A far chiarezza giunge la ricerca che, prendendo alcuni parametri di riferimento (indice di presenza mafiosa elaborata dal Viminale, spesa procapite ufficialmente registrata per le “macchinette” e popolazione residente) giunge ad una conclusione: la capitale del “nero” (vale a dire le puntate che sfuggono al controllo, che a livello nazionale la ricerca ha quantificato intorno al 20%, vale a dire una su cinque) nelle slot machine e videolottery è la provincia di Napoli. Subito dopo Reggio Calabria, Vibo Valentia, Palermo e Caltanissetta. Le province virtuose, dove invece le differenze percentuali tra incasso ufficialmente registrato e “nero” sono basse, sono quelle di Pordenone e, a seguire, Oristano, Chieti, Biella e Bolzano.
E Pavia? Già, Pavia…Ebbene, questa provincia lombarda per la quale si sono scomodati orde di giornalisti da tutto il globo terracqueo (uno pensa che il mondo gira in un modo e che magari a Scampia si gioca a manetta e invece scopri che in mezzo alle risaie ci sono gli assatanati del videolottery) si colloca al 37esimo posto, con una percentuale di “nero” (ripetiamo: giocate non registrate, ergo con apparecchiature scollegate o manomesse) del 2,69%.
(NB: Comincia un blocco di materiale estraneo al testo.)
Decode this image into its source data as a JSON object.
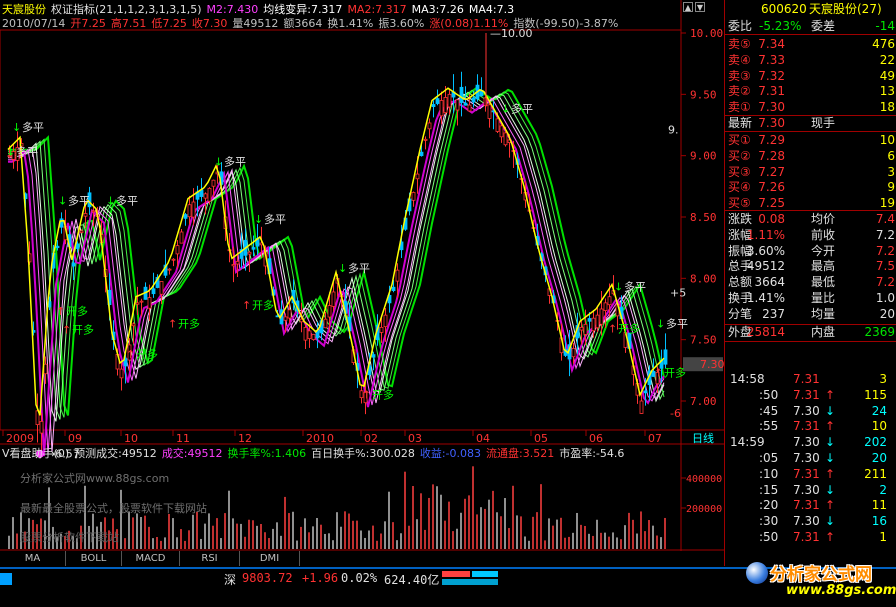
{
  "header": {
    "line1": [
      {
        "text": "天宸股份",
        "color": "#ffff00"
      },
      {
        "text": "权证指标(21,1,1,2,3,1,3,1,5)",
        "color": "#e0e0e0"
      },
      {
        "text": "M2:7.430",
        "color": "#ff40ff"
      },
      {
        "text": "均线变异:7.317",
        "color": "#ffffff"
      },
      {
        "text": "MA2:7.317",
        "color": "#ff3232"
      },
      {
        "text": "MA3:7.26",
        "color": "#ffffff"
      },
      {
        "text": "MA4:7.3",
        "color": "#ffffff"
      }
    ],
    "line2": [
      {
        "text": "2010/07/14",
        "color": "#c0c0c0"
      },
      {
        "text": "开7.25",
        "color": "#ff3232"
      },
      {
        "text": "高7.51",
        "color": "#ff3232"
      },
      {
        "text": "低7.25",
        "color": "#ff3232"
      },
      {
        "text": "收7.30",
        "color": "#ff3232"
      },
      {
        "text": "量49512",
        "color": "#c0c0c0"
      },
      {
        "text": "额3664",
        "color": "#c0c0c0"
      },
      {
        "text": "换1.41%",
        "color": "#c0c0c0"
      },
      {
        "text": "振3.60%",
        "color": "#c0c0c0"
      },
      {
        "text": "涨(0.08)1.11%",
        "color": "#ff3232"
      },
      {
        "text": "指数(-99.50)-3.87%",
        "color": "#c0c0c0"
      }
    ]
  },
  "price_axis": [
    "10.00",
    "9.50",
    "9.00",
    "8.50",
    "8.00",
    "7.50",
    "7.00"
  ],
  "price_marks": {
    "high": "10.00",
    "low": "6.57",
    "current": "7.30",
    "side_high": "9.",
    "side_low": "-6",
    "side_mid": "+5"
  },
  "signals": {
    "sell": "多平",
    "buy": "开多",
    "mixed": "开多平",
    "reverse": "多平"
  },
  "date_axis": [
    "2009",
    "09",
    "10",
    "11",
    "12",
    "2010",
    "02",
    "03",
    "04",
    "05",
    "06",
    "07"
  ],
  "period_label": "日线",
  "volume_header": [
    {
      "text": "V看盘助手(0)",
      "color": "#e0e0e0"
    },
    {
      "text": "预测成交:49512",
      "color": "#e0e0e0"
    },
    {
      "text": "成交:49512",
      "color": "#ff40ff"
    },
    {
      "text": "换手率%:1.406",
      "color": "#00e600"
    },
    {
      "text": "百日换手%:300.028",
      "color": "#e0e0e0"
    },
    {
      "text": "收益:-0.083",
      "color": "#4060ff"
    },
    {
      "text": "流通盘:3.521",
      "color": "#ff3232"
    },
    {
      "text": "市盈率:-54.6",
      "color": "#e0e0e0"
    }
  ],
  "volume_axis": [
    "400000",
    "200000"
  ],
  "watermarks": [
    "分析家公式网www.88gs.com",
    "最新最全股票公式，股票软件下载网站",
    "股票分析软件下载站"
  ],
  "tabs": [
    "MA",
    "BOLL",
    "MACD",
    "RSI",
    "DMI"
  ],
  "status_bar": {
    "index_name": "深",
    "index_value": "9803.72",
    "change": "+1.96",
    "pct": "0.02%",
    "amount": "624.40亿"
  },
  "logo": {
    "name": "分析家公式网",
    "url": "www.88gs.com"
  },
  "quote": {
    "code": "600620",
    "name": "天宸股份(27)",
    "weibi_label": "委比",
    "weibi": "-5.23%",
    "weicha_label": "委差",
    "weicha": "-14",
    "asks": [
      {
        "label": "卖⑤",
        "price": "7.34",
        "vol": "476"
      },
      {
        "label": "卖④",
        "price": "7.33",
        "vol": "22"
      },
      {
        "label": "卖③",
        "price": "7.32",
        "vol": "49"
      },
      {
        "label": "卖②",
        "price": "7.31",
        "vol": "13"
      },
      {
        "label": "卖①",
        "price": "7.30",
        "vol": "18"
      }
    ],
    "last_label": "最新",
    "last": "7.30",
    "hand_label": "现手",
    "bids": [
      {
        "label": "买①",
        "price": "7.29",
        "vol": "10"
      },
      {
        "label": "买②",
        "price": "7.28",
        "vol": "6"
      },
      {
        "label": "买③",
        "price": "7.27",
        "vol": "3"
      },
      {
        "label": "买④",
        "price": "7.26",
        "vol": "9"
      },
      {
        "label": "买⑤",
        "price": "7.25",
        "vol": "19"
      }
    ],
    "stats": [
      {
        "l1": "涨跌",
        "v1": "0.08",
        "c1": "red",
        "l2": "均价",
        "v2": "7.4",
        "c2": "red"
      },
      {
        "l1": "涨幅",
        "v1": "1.11%",
        "c1": "red",
        "l2": "前收",
        "v2": "7.2",
        "c2": "wht"
      },
      {
        "l1": "振幅",
        "v1": "3.60%",
        "c1": "wht",
        "l2": "今开",
        "v2": "7.2",
        "c2": "red"
      },
      {
        "l1": "总手",
        "v1": "49512",
        "c1": "wht",
        "l2": "最高",
        "v2": "7.5",
        "c2": "red"
      },
      {
        "l1": "总额",
        "v1": "3664",
        "c1": "wht",
        "l2": "最低",
        "v2": "7.2",
        "c2": "red"
      },
      {
        "l1": "换手",
        "v1": "1.41%",
        "c1": "wht",
        "l2": "量比",
        "v2": "1.0",
        "c2": "wht"
      },
      {
        "l1": "分笔",
        "v1": "237",
        "c1": "wht",
        "l2": "均量",
        "v2": "20",
        "c2": "wht"
      }
    ],
    "outer_label": "外盘",
    "outer": "25814",
    "inner_label": "内盘",
    "inner": "2369",
    "ticks": [
      {
        "time": "14:58",
        "price": "7.31",
        "vol": "3",
        "dir": ""
      },
      {
        "time": ":50",
        "price": "7.31",
        "vol": "115",
        "dir": "up"
      },
      {
        "time": ":45",
        "price": "7.30",
        "vol": "24",
        "dir": "down"
      },
      {
        "time": ":55",
        "price": "7.31",
        "vol": "10",
        "dir": "up"
      },
      {
        "time": "14:59",
        "price": "7.30",
        "vol": "202",
        "dir": "down"
      },
      {
        "time": ":05",
        "price": "7.30",
        "vol": "20",
        "dir": "down"
      },
      {
        "time": ":10",
        "price": "7.31",
        "vol": "211",
        "dir": "up"
      },
      {
        "time": ":15",
        "price": "7.30",
        "vol": "2",
        "dir": "down"
      },
      {
        "time": ":20",
        "price": "7.31",
        "vol": "11",
        "dir": "up"
      },
      {
        "time": ":30",
        "price": "7.30",
        "vol": "16",
        "dir": "down"
      },
      {
        "time": ":50",
        "price": "7.31",
        "vol": "1",
        "dir": "up"
      }
    ]
  }
}
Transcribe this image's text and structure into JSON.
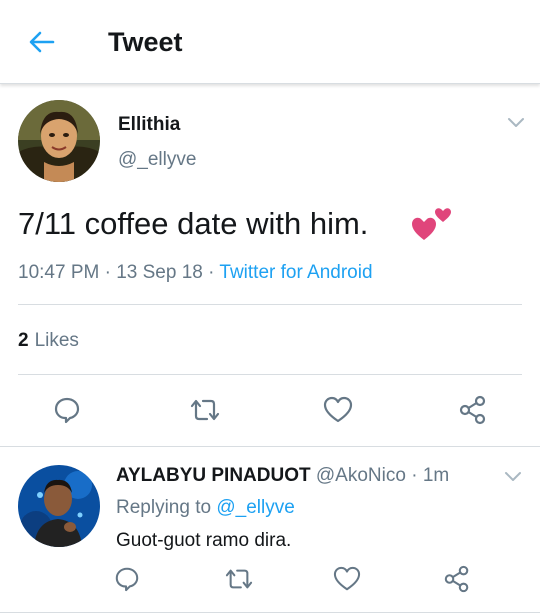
{
  "header": {
    "title": "Tweet",
    "back_icon": "arrow-left-icon"
  },
  "tweet": {
    "display_name": "Ellithia",
    "handle": "@_ellyve",
    "text": "7/11 coffee date with him.",
    "emoji": "two-hearts-icon",
    "time": "10:47 PM",
    "date": "13 Sep 18",
    "separator": " · ",
    "source": "Twitter for Android",
    "likes_count": "2",
    "likes_label": "Likes"
  },
  "reply": {
    "display_name": "AYLABYU PINADUOT",
    "handle": "@AkoNico",
    "time": "1m",
    "separator": " · ",
    "replying_label": "Replying to ",
    "replying_to": "@_ellyve",
    "text": "Guot-guot ramo dira."
  },
  "colors": {
    "accent": "#1da1f2",
    "secondary_text": "#657786",
    "primary_text": "#14171a",
    "icon_gray": "#657786",
    "heart_pink": "#e0457b"
  }
}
“Che vor di?” direbbe un romano curioso come me? Vuol dire che l’irregolarità nel gioco è nella media. Anzi: è bassa. Fino a Trieste (che occupa il 53esimo posto nella classifica, quindi siamo alla meta delle province italiane), siamo intorno al 4% massimo (con Trieste, appunto, oltre con il 4,73% di “nero).
Dopo, dalla provincia di Bologna in poi, scatta qualcosa. Quel qualcosa per me è la presenza imperiosa delle mafie che (lo sanno perfino i nostri governanti) ha una mano pesantissima sul gioco d’azzardo (regolare e no).
Prendiamo la provincia di Modena, ad esempio, dove i Casalesi fanno affari da decenni e dove le cosche di ‘ndrangheta sono vieppiù potenti. Ebbene, si trova al 67esimo posto, con un “nero” superiore al 10%. Un caso? Come no…
Concludendo, eccovi le parole di Maurizio Fiasco. «Vi è nella città medievale – si legge nella ricerca – per l’appunto un “tasso di regolarità” che costituisce la vera anomalia. Rovesciando le conclusioni sinora molto strillate, proprio Pavia potrebbe rappresentare la metrica di base per stimare il nero che esiste (indisturbato) altrove».
Capitolo chiuso. Solo che resta il dramma (nazionale): quello del gioco.